The company’s plan and its tactics, they said, was “further called into question given the secret romantic relationship between the judge mediating the plan negotiations and the attorney representing YesCare in the negotiations.”
“The bankruptcy system has many aims, but it was not designed to provide an avenue for companies to evade accountability for wrongdoing,” the senators, including Elizabeth Warren, Richard Durbin and Cory Booker, wrote in a letter to the company. “Your company, however, is attempting to do just that, utilizing the ‘Texas Two-Step’ to position yourselves to pay pennies on the dollar to claimants that deserve recompense for poor health outcomes and unpaid debts accrued under your watch.”
To navigate the bankruptcy, Hall and his attorney hired a Texas attorney. None of them are particularly optimistic about their prospects.
“I already won the money, but from everything I read, it says they’re only going to give us $5,000 apiece,” Hall said. “That’s not even going to cover my medical bills.”
Yoseph Orshan, Hall’s attorney, said that Corizon conceded liability and never hired an expert during the trial, which he described as “basically unheard of.”
“My impression was that they didn’t want to spend money on this case,” he said. “They didn’t care what the judgment was going to be, because they didn’t have any intention of paying it.”
An email to an address listed as a media contact for Corizon Health was returned by the media inbox of YesCare. That email nonetheless insisted that the Banner’s “inquiry references a Corizon litigation matter and is unrelated to YesCare.”
”Corizon inquiries should be made directly to Corizon,” the statement said.
Orshan said the bankruptcy attorney in Texas recently forwarded them an offer from a financial firm willing to buy out the debt owed to Hall for a cash payment of $3,550.

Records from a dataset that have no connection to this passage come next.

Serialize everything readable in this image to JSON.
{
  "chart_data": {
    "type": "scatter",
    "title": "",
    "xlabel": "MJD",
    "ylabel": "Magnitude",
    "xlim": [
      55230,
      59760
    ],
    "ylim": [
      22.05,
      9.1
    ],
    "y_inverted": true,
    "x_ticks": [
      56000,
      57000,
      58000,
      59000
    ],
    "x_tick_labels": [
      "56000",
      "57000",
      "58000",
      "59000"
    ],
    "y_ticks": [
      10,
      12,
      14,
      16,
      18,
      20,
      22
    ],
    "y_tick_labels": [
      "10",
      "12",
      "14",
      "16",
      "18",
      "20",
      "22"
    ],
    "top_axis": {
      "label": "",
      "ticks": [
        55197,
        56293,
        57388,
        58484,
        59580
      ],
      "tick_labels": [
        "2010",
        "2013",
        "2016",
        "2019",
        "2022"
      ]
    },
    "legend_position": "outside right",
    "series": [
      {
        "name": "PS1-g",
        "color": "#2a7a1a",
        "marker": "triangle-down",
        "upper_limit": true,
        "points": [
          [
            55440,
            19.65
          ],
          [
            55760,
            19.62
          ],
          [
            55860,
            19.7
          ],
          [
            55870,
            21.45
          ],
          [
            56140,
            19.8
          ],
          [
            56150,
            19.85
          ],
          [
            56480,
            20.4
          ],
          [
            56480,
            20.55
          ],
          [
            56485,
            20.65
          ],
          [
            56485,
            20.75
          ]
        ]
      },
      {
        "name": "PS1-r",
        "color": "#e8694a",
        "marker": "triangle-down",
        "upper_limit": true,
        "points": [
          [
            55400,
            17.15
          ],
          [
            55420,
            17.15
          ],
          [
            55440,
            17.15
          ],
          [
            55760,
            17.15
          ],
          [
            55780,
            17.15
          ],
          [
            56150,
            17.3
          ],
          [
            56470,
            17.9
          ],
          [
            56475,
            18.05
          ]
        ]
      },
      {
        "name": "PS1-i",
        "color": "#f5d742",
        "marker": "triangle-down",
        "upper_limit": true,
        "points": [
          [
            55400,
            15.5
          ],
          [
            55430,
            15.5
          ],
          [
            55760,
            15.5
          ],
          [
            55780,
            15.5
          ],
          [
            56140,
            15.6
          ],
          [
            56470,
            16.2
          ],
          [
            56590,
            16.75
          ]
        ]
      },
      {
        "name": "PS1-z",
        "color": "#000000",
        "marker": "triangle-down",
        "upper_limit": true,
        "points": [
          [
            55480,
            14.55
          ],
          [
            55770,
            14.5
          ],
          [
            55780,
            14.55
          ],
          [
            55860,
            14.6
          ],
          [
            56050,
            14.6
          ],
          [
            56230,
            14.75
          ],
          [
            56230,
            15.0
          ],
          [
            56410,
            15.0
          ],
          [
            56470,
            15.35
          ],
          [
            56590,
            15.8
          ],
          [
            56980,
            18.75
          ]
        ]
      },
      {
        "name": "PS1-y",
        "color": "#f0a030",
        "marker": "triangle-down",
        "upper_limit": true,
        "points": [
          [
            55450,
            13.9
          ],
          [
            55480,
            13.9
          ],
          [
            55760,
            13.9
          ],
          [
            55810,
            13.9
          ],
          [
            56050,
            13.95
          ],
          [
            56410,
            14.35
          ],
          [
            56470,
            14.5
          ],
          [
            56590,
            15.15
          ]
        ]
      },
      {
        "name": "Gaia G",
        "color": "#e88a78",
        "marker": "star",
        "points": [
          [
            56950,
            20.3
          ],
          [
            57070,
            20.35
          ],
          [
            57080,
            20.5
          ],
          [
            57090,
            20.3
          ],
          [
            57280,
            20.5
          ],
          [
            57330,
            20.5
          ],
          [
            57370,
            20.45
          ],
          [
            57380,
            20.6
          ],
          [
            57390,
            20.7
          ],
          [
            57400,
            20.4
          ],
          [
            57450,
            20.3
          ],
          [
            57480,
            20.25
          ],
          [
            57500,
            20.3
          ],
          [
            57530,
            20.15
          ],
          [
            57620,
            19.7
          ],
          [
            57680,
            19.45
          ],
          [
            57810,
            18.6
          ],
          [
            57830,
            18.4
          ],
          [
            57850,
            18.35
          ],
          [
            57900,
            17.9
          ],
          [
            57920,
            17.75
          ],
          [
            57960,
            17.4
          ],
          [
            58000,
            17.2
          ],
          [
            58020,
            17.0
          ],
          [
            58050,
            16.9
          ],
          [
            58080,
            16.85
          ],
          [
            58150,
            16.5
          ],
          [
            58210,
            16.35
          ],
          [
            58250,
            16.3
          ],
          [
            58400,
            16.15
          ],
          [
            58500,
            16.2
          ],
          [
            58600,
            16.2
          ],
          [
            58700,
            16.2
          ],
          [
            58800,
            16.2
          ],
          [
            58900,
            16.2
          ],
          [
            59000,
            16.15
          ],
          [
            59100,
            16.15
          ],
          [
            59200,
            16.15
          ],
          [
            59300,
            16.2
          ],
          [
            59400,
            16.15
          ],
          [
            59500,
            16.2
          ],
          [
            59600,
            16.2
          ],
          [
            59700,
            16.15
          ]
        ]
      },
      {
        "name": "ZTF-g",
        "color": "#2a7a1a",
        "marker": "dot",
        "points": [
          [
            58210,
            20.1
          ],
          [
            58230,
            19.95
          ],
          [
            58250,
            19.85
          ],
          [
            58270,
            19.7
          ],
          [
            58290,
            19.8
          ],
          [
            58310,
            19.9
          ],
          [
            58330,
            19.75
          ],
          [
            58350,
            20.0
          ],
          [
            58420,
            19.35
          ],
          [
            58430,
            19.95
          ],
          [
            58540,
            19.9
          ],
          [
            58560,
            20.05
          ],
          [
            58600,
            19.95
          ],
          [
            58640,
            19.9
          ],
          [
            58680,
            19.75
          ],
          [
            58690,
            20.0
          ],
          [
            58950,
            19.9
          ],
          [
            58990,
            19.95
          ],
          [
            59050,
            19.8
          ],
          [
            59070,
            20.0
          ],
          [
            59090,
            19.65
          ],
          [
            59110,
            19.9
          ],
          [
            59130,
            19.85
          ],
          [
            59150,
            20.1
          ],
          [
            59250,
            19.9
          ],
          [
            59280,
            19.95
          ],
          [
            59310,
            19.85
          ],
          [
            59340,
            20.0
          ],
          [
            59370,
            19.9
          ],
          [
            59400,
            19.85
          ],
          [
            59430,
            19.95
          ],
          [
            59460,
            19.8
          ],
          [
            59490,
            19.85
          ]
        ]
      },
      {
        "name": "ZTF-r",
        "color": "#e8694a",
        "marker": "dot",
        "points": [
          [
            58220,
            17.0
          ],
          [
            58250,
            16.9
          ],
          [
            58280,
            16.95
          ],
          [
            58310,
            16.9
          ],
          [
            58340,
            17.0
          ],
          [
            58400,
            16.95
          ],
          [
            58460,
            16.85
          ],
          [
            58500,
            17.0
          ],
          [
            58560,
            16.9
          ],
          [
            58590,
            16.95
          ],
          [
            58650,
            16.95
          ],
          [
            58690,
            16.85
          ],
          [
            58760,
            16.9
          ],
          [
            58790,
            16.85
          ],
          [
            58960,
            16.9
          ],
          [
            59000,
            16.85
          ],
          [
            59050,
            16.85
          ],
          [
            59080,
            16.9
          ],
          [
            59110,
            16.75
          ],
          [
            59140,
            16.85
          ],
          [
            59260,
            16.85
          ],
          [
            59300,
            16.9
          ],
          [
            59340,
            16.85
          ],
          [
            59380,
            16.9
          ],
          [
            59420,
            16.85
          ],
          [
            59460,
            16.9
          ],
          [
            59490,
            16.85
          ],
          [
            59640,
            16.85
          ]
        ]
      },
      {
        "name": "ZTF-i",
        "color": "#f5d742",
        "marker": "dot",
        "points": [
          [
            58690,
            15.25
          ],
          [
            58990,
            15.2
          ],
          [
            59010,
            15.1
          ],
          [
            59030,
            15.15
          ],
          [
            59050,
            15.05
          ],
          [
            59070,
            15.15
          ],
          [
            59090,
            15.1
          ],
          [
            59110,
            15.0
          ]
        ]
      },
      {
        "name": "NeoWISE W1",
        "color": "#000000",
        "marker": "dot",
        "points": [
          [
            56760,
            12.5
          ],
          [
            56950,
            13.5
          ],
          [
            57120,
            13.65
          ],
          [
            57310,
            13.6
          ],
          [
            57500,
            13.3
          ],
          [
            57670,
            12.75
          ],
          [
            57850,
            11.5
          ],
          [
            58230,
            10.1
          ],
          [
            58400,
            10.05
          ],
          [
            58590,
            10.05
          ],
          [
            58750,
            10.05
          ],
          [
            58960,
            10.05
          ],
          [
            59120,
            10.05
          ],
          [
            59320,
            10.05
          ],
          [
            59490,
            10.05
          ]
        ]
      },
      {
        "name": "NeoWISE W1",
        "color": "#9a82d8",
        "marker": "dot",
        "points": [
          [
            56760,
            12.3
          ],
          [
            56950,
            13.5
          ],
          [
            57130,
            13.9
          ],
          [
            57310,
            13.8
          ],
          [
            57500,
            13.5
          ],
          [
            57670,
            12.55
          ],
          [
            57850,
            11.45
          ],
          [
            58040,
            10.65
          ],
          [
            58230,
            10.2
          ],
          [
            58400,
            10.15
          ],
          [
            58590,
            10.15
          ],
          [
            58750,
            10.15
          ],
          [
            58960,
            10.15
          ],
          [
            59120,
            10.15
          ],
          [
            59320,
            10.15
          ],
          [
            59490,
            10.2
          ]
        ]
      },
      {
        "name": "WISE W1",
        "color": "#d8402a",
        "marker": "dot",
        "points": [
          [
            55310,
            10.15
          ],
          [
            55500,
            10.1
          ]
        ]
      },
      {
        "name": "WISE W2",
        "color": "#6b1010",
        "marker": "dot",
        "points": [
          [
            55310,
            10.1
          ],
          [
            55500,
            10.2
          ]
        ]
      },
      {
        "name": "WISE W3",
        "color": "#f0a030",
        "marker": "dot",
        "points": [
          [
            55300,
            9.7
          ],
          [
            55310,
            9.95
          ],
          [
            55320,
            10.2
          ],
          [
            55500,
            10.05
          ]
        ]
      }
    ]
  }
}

“The bankruptcy attorney actually considered that good news,” Orshan said, “The fact that someone is even willing to dip their toe into that water.”
For Hall, every day at work is a reminder of how things went awry. His wrist makes each shift painful.
He did get one surgery: a carpal tunnel release procedure that alleviated the pain for about six months, he said. But then it came back, and it was worse than before.
“I just can’t afford to keep getting repetitive surgeries,” Hall said.